Rentré chez moi, je vais droit au frigo et je me tape un grand verre de lait glacé. La nuit, avant la dorme, c'est radical (comme disait le président Herriot). Sur la pointe des pinceaux je monte dans ma chambrette. Le papier cretonne, le lit de bois bien ciré, les vieux meubles fourbis par Félicie sont de bons amis accueillants dont la sérénité me calme. Je m'introduis entre deux draps bien frais et j'y vais de la ronflette réparatrice avec rêves d'azur et vue imprenable sur le néant.
Quand je me lève, le lendemain matin, il fait un temps merveilleux. Le soleil crépite, les petits oiseaux préparent leur concours d'entrée à la Scala de Milan et le ciel bleu ressemble à la bannière des enfants de Marie. Je prends brusquement une décision héroïque. Une décision comme je n'en ai encore jamais prise : celle de rester chez moi.
Parfaitement, les gars, comprenne qui peut, votre San-Antonio valeureux, celui qui pulvérise les mâchoires et les mystères les plus solides, éprouve, tout à coup, l'envie de jouer les pères pantoufles. Après ce démarrage en trombe dans la plus délicate et la plus surprenante des enquêtes, la nécessité d'un temps mort se fait sentir. Je me dis qu'il ne suffit pas de toujours foncer bille en tête dans la vie ; par instants on a besoin de faire le point, et parfois aussi — de faire le poing. Félicie prépare un cacao-maison dans la cuisine. Une bonne odeur de toasts grillés flotte dans l'air à la ronde. Je cramponne ma bonne vieille par les épaules et je lui fais la bise matinale number one. Elle se retourne, radieuse et me découvrant en pyjama murmure, d'une voix qui n'ose pas exprimer trop d'espoir.
— Tu n'es pas pressé ce matin ?
— Non, M'man. Aujourd'hui je me donne campo. J'ai bien envie de faire un peu de jardinage.

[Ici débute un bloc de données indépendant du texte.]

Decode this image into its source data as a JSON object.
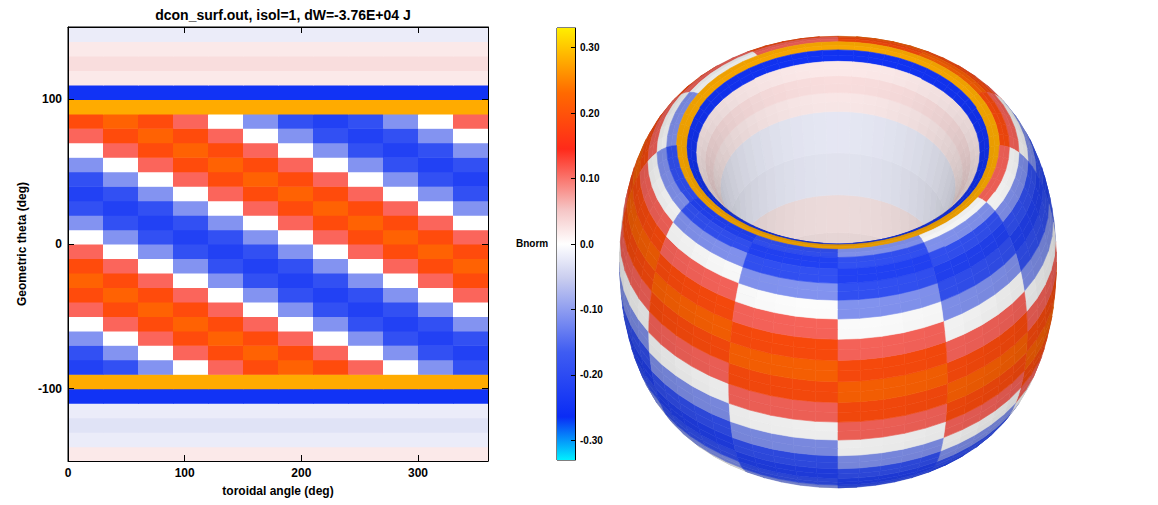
{
  "chart_data": {
    "type": "heatmap",
    "title": "dcon_surf.out, isol=1, dW=-3.76E+04 J",
    "x_label": "toroidal angle (deg)",
    "y_label": "Geometric theta (deg)",
    "xlim": [
      0,
      360
    ],
    "xticks": [
      0,
      100,
      200,
      300
    ],
    "ylim": [
      -150,
      150
    ],
    "yticks": [
      -100,
      0,
      100
    ],
    "x": [
      15,
      45,
      75,
      105,
      135,
      165,
      195,
      225,
      255,
      285,
      315,
      345
    ],
    "y": [
      -145,
      -135,
      -125,
      -115,
      -105,
      -95,
      -85,
      -75,
      -65,
      -55,
      -45,
      -35,
      -25,
      -15,
      -5,
      5,
      15,
      25,
      35,
      45,
      55,
      65,
      75,
      85,
      95,
      105,
      115,
      125,
      135,
      145
    ],
    "values": [
      [
        0.02,
        0.02,
        0.02,
        0.02,
        0.02,
        0.02,
        0.02,
        0.02,
        0.02,
        0.02,
        0.02,
        0.02
      ],
      [
        -0.02,
        -0.02,
        -0.02,
        -0.02,
        -0.02,
        -0.02,
        -0.02,
        -0.02,
        -0.02,
        -0.02,
        -0.02,
        -0.02
      ],
      [
        -0.03,
        -0.03,
        -0.03,
        -0.03,
        -0.03,
        -0.03,
        -0.03,
        -0.03,
        -0.03,
        -0.03,
        -0.03,
        -0.03
      ],
      [
        -0.02,
        -0.02,
        -0.02,
        -0.02,
        -0.02,
        -0.02,
        -0.02,
        -0.02,
        -0.02,
        -0.02,
        -0.02,
        -0.02
      ],
      [
        -0.25,
        -0.25,
        -0.25,
        -0.25,
        -0.25,
        -0.25,
        -0.25,
        -0.25,
        -0.25,
        -0.25,
        -0.25,
        -0.25
      ],
      [
        0.28,
        0.28,
        0.28,
        0.28,
        0.28,
        0.28,
        0.28,
        0.28,
        0.28,
        0.28,
        0.28,
        0.28
      ],
      [
        -0.22,
        -0.19,
        -0.11,
        0,
        0.11,
        0.19,
        0.22,
        0.19,
        0.11,
        0,
        -0.11,
        -0.19
      ],
      [
        -0.19,
        -0.11,
        0,
        0.11,
        0.19,
        0.22,
        0.19,
        0.11,
        0,
        -0.11,
        -0.19,
        -0.22
      ],
      [
        -0.11,
        0,
        0.11,
        0.19,
        0.22,
        0.19,
        0.11,
        0,
        -0.11,
        -0.19,
        -0.22,
        -0.19
      ],
      [
        0,
        0.11,
        0.19,
        0.22,
        0.19,
        0.11,
        0,
        -0.11,
        -0.19,
        -0.22,
        -0.19,
        -0.11
      ],
      [
        0.11,
        0.19,
        0.22,
        0.19,
        0.11,
        0,
        -0.11,
        -0.19,
        -0.22,
        -0.19,
        -0.11,
        0
      ],
      [
        0.19,
        0.22,
        0.19,
        0.11,
        0,
        -0.11,
        -0.19,
        -0.22,
        -0.19,
        -0.11,
        0,
        0.11
      ],
      [
        0.22,
        0.19,
        0.11,
        0,
        -0.11,
        -0.19,
        -0.22,
        -0.19,
        -0.11,
        0,
        0.11,
        0.19
      ],
      [
        0.19,
        0.11,
        0,
        -0.11,
        -0.19,
        -0.22,
        -0.19,
        -0.11,
        0,
        0.11,
        0.19,
        0.22
      ],
      [
        0.11,
        0,
        -0.11,
        -0.19,
        -0.22,
        -0.19,
        -0.11,
        0,
        0.11,
        0.19,
        0.22,
        0.19
      ],
      [
        0,
        -0.11,
        -0.19,
        -0.22,
        -0.19,
        -0.11,
        0,
        0.11,
        0.19,
        0.22,
        0.19,
        0.11
      ],
      [
        -0.11,
        -0.19,
        -0.22,
        -0.19,
        -0.11,
        0,
        0.11,
        0.19,
        0.22,
        0.19,
        0.11,
        0
      ],
      [
        -0.19,
        -0.22,
        -0.19,
        -0.11,
        0,
        0.11,
        0.19,
        0.22,
        0.19,
        0.11,
        0,
        -0.11
      ],
      [
        -0.22,
        -0.19,
        -0.11,
        0,
        0.11,
        0.19,
        0.22,
        0.19,
        0.11,
        0,
        -0.11,
        -0.19
      ],
      [
        -0.19,
        -0.11,
        0,
        0.11,
        0.19,
        0.22,
        0.19,
        0.11,
        0,
        -0.11,
        -0.19,
        -0.22
      ],
      [
        -0.11,
        0,
        0.11,
        0.19,
        0.22,
        0.19,
        0.11,
        0,
        -0.11,
        -0.19,
        -0.22,
        -0.19
      ],
      [
        0,
        0.11,
        0.19,
        0.22,
        0.19,
        0.11,
        0,
        -0.11,
        -0.19,
        -0.22,
        -0.19,
        -0.11
      ],
      [
        0.11,
        0.19,
        0.22,
        0.19,
        0.11,
        0,
        -0.11,
        -0.19,
        -0.22,
        -0.19,
        -0.11,
        0
      ],
      [
        0.19,
        0.22,
        0.19,
        0.11,
        0,
        -0.11,
        -0.19,
        -0.22,
        -0.19,
        -0.11,
        0,
        0.11
      ],
      [
        0.28,
        0.28,
        0.28,
        0.28,
        0.28,
        0.28,
        0.28,
        0.28,
        0.28,
        0.28,
        0.28,
        0.28
      ],
      [
        -0.25,
        -0.25,
        -0.25,
        -0.25,
        -0.25,
        -0.25,
        -0.25,
        -0.25,
        -0.25,
        -0.25,
        -0.25,
        -0.25
      ],
      [
        0.02,
        0.02,
        0.02,
        0.02,
        0.02,
        0.02,
        0.02,
        0.02,
        0.02,
        0.02,
        0.02,
        0.02
      ],
      [
        0.03,
        0.03,
        0.03,
        0.03,
        0.03,
        0.03,
        0.03,
        0.03,
        0.03,
        0.03,
        0.03,
        0.03
      ],
      [
        0.02,
        0.02,
        0.02,
        0.02,
        0.02,
        0.02,
        0.02,
        0.02,
        0.02,
        0.02,
        0.02,
        0.02
      ],
      [
        -0.02,
        -0.02,
        -0.02,
        -0.02,
        -0.02,
        -0.02,
        -0.02,
        -0.02,
        -0.02,
        -0.02,
        -0.02,
        -0.02
      ]
    ],
    "colorbar": {
      "label": "Bnorm",
      "range": [
        -0.33,
        0.33
      ],
      "ticks": [
        {
          "value": -0.3,
          "label": "-0.30"
        },
        {
          "value": -0.2,
          "label": "-0.20"
        },
        {
          "value": -0.1,
          "label": "-0.10"
        },
        {
          "value": 0,
          "label": "0.0"
        },
        {
          "value": 0.1,
          "label": "0.10"
        },
        {
          "value": 0.2,
          "label": "0.20"
        },
        {
          "value": 0.3,
          "label": "0.30"
        }
      ]
    }
  }
}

It is the big comotion pour Félicie. Elle en reste comme deux ronds de flan, la pauvre chérie, et le cacao perfide en profite pour tenter une évasion surprise. Mais M'man, c'est pas le genre de personne qui se laisse feinter par une casserole de cacao. Elle jugule la tentative en coupant le gaz d'un geste preste.
— Bien vrai, mon grand, tu passes ta journée ici ?
— C'est juré, M'man.
— Alors je vais te faire des filets de sole au vermouth et des rognons sautés !
— Tu vas me déguiser en Bérurier, M'man, avec ta cuisine façon Grand Véfour !
La voilà toute joyce, la chérie.
Je m'habille en cradingue et je vais bricoler la végétation du jardin. Un escargot me fait les cornes, une abeille joue du vibreur, c'est bath. Voyez-vous, bande d'empaquetés, on ne se rapproche pas assez de la nature. Nous vivons tous à califourchon sur la fusée Atlas en rouscaillant parce qu'elle ne va pas assez vite. On devrait davantage s'asseoir dans son jardin et regarder les abeilles faire leur petit turbin. Il est loin, le consulat d'Alabanie et son étrange faune morte ou vivante. Je me demande comment ça se passe chez ces messieurs. Mais je me le demande avec détachement, en me foutant pas mal de la réponse. Je n'ai même pas l'idée de bigophoner au Vieux pour lui demander ce qu'il en est ! Je vous le répète, je suis en pleine léthargie.